Miles Davis en est tombé amoureux et l’a épousé en septembre 1968 (le mariage ne durera qu’un an mais Betty conservera son nom d’épouse).
Miles a d’ailleurs intitulé « Mademoiselle Mabry » un titre paru en janvier 1969, sur un disque Filles de Kilimandjaro clairement sous l’influence de cette belle jeune femme de 23 ans originaire de Durham en Caroline du Nord. C’est le visage de Betty en « mode Picasso » que l’on voit sur la pochette. Dans son autobiographie, Miles lui rend hommage en ces termes : « Elle m’a fait découvrir la musique de Jimi Hendrix- et Hendrix lui-même – ainsi que d’autres musiciens de rock noirs. Elle connaissait Sly Stone et tous ces types… »

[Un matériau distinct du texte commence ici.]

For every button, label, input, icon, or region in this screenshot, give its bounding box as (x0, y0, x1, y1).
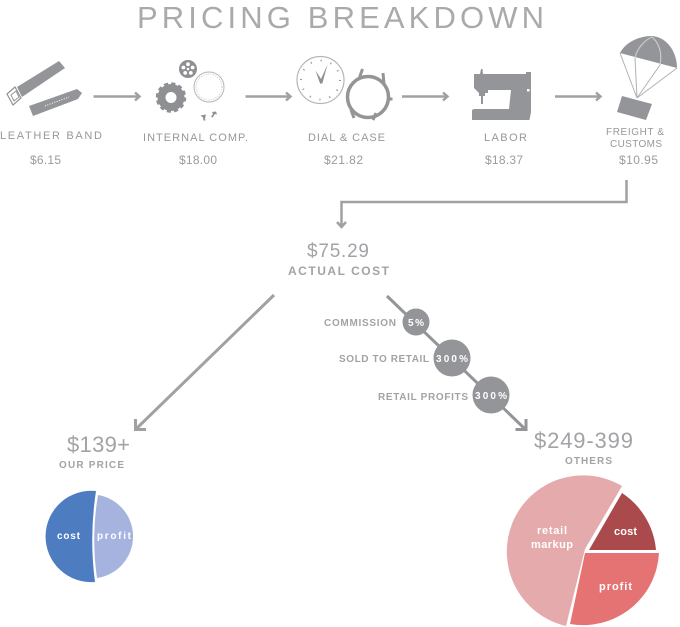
pie chart: others (507, 475, 659, 626)
actual cost figure: $75.29 (307, 241, 369, 262)
arrow: to our price (136, 295, 274, 430)
pie chart: others: cost (614, 526, 637, 538)
our price heading: OUR PRICE (59, 460, 124, 471)
arrow: labor to freight (555, 92, 600, 100)
icon: internal components (158, 60, 224, 120)
pie chart: others: profit (599, 581, 632, 593)
label: labor: LABOR (484, 132, 527, 144)
our price heading (59, 432, 130, 471)
step: commission (324, 308, 430, 336)
label: freight and customs: CUSTOMS (610, 139, 662, 150)
arrow: components to dial (246, 92, 290, 100)
label: leather band: LEATHER BAND (0, 130, 102, 142)
step: freight and customs (606, 36, 677, 167)
others heading (534, 428, 633, 467)
label: dial and case: DIAL & CASE (308, 132, 385, 144)
actual cost figure (288, 241, 390, 278)
pie chart: others: markup (531, 539, 573, 551)
price: labor: $18.37 (485, 153, 523, 167)
step: retail profits (378, 376, 510, 414)
price: freight and customs: $10.95 (619, 153, 658, 167)
others heading: $249-399 (534, 428, 633, 453)
pie chart: others: retail (537, 525, 567, 537)
slice: cost (589, 493, 656, 550)
price: dial and case: $21.82 (324, 153, 363, 167)
label: internal components: INTERNAL COMP. (143, 132, 248, 144)
pie chart: our price: profit (97, 531, 132, 542)
slice: cost (46, 491, 96, 582)
step: sold to retail: 300% (436, 354, 468, 365)
arrow: dial to labor (402, 92, 448, 100)
step: labor (472, 69, 531, 167)
step: dial and case (297, 56, 392, 167)
step: leather band (0, 61, 102, 167)
price: leather band: $6.15 (30, 153, 61, 167)
label: freight and customs: FREIGHT & (606, 127, 664, 138)
step: commission: COMMISSION (324, 318, 396, 329)
icon: sewing machine (472, 69, 531, 120)
our price heading: $139+ (67, 432, 130, 457)
actual cost figure: ACTUAL COST (288, 264, 390, 278)
slice: profit (94, 495, 133, 578)
icon: leather band (7, 61, 82, 116)
connector arrow to actual cost (337, 180, 626, 227)
arrow: markup chain to others (324, 296, 526, 430)
title: PRICING BREAKDOWN (137, 0, 544, 35)
pie chart: our price (46, 491, 133, 582)
step: retail profits: 300% (475, 391, 507, 402)
others heading: OTHERS (565, 456, 612, 467)
icon: parachute (617, 36, 677, 120)
slice: retail markup (507, 475, 622, 626)
step: internal components (143, 60, 248, 167)
price: internal components: $18.00 (179, 153, 217, 167)
icon: clock dial (297, 56, 344, 104)
step: sold to retail: SOLD TO RETAIL (339, 354, 429, 365)
pie chart: our price: cost (57, 531, 81, 542)
arrow: band to components (94, 92, 140, 100)
icon: watch case (348, 69, 392, 120)
step: retail profits: RETAIL PROFITS (378, 392, 468, 403)
step: commission: 5% (408, 318, 424, 329)
slice: profit (570, 553, 659, 625)
step: sold to retail (339, 340, 470, 376)
label: freight and customs (606, 127, 664, 150)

Betty Davis qui signe et produit tous ses morceaux réinvente le funk ; les basses sont « slapées », la voix est rocailleuse, toute velléité mélodique est écartée. sa façon de chanter est unique, elle scande plus qu’elle ne chante : elle RAPPE.. C’est du hard funk comme aucun homme ne l’avait jamais chanté.
A la fin des années 60 à New York, Betty faisait partie d’un collectif de filles que la presse locale appelait Electric Ladies, qui étaient présentées comme « muses, groupies, briseuses de cœurs et faiseuses de mode », elles apportaient à la scène musicale leur indispensable ingrédient sexy.
Preuve de son irrésistible charisme, elle s’impose dans la très renommée agence Wihlemena en tant que première modèle noire, et ce, bien avant Grace Jones ou Naomi Campbell.
Elle sera en fait jugée vulgaire par une certaine critique et pourtant son funk constitue alors le premier manifeste féministe.
Dans bien des domaines Betty aura été trop en avance sur son temps.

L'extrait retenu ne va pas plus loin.